Alice looked scared.  “Is she sick?  Is she mad at me?”

“No, she’s fi . . . I mean she’s well.  And she’s not mad, but she’s very confused.”

“I don’t understand.”

 I took a deep breath.  “Alice, what’s your deal?  Are you gay?  Are you interested in Emily?”

In a movie Alice would have choked on her iced tea.  But she just sighed and looked sad.

 “Years ago I tried to be a Lesbian, but it didn’t work out.  I don’t know if I just didn’t meet the right woman or what.  I had lots of terrific friends, though.  It might have been the Reverse Katharine Hepburn Syndrome.  Everyone knew I was straight but me,”

The Syndrome certainly gets around.

“So I dated men,” Alice continued.  “I had some wild and crazy times, but it got to be too much trouble.  It was interfering with my writing time . . . Anyway, I love Emily as a friend, but I guess that’s the best I can do.  Tell Emily I’m sorry.  But if it will make her feel any better, I haven’t had sex for four years.”
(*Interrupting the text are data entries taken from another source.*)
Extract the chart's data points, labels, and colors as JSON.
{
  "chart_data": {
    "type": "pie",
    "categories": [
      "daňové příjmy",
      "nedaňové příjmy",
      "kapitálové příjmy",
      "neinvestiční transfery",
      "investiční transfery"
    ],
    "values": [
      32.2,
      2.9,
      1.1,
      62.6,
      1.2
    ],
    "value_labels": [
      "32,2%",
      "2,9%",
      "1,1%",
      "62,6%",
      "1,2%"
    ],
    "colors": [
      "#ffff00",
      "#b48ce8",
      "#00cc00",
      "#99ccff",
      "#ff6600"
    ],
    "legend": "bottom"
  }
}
“Poor Emily.  She’ll be very disappointed.”  I didn’t know what to say about Alice’s sex life.

“Do you think she’ll still want to be friends?”  Alice sounded wistful.

“Emily was in a support group with the woman who had dumped her, the woman she had dumped for her, and the woman she had been dumped for.  All at the same time.  I guess she can handle it.”

Alice was impressed.  “She never told me about that.” 

It was time to go.  “I’ll call you after I talk to Emily,” I promised.

We were going in opposite directions, and as I watched Alice walk away, I thought it would make a great final scene for a movie.  But it should be in autumn, with leaves falling, not spring.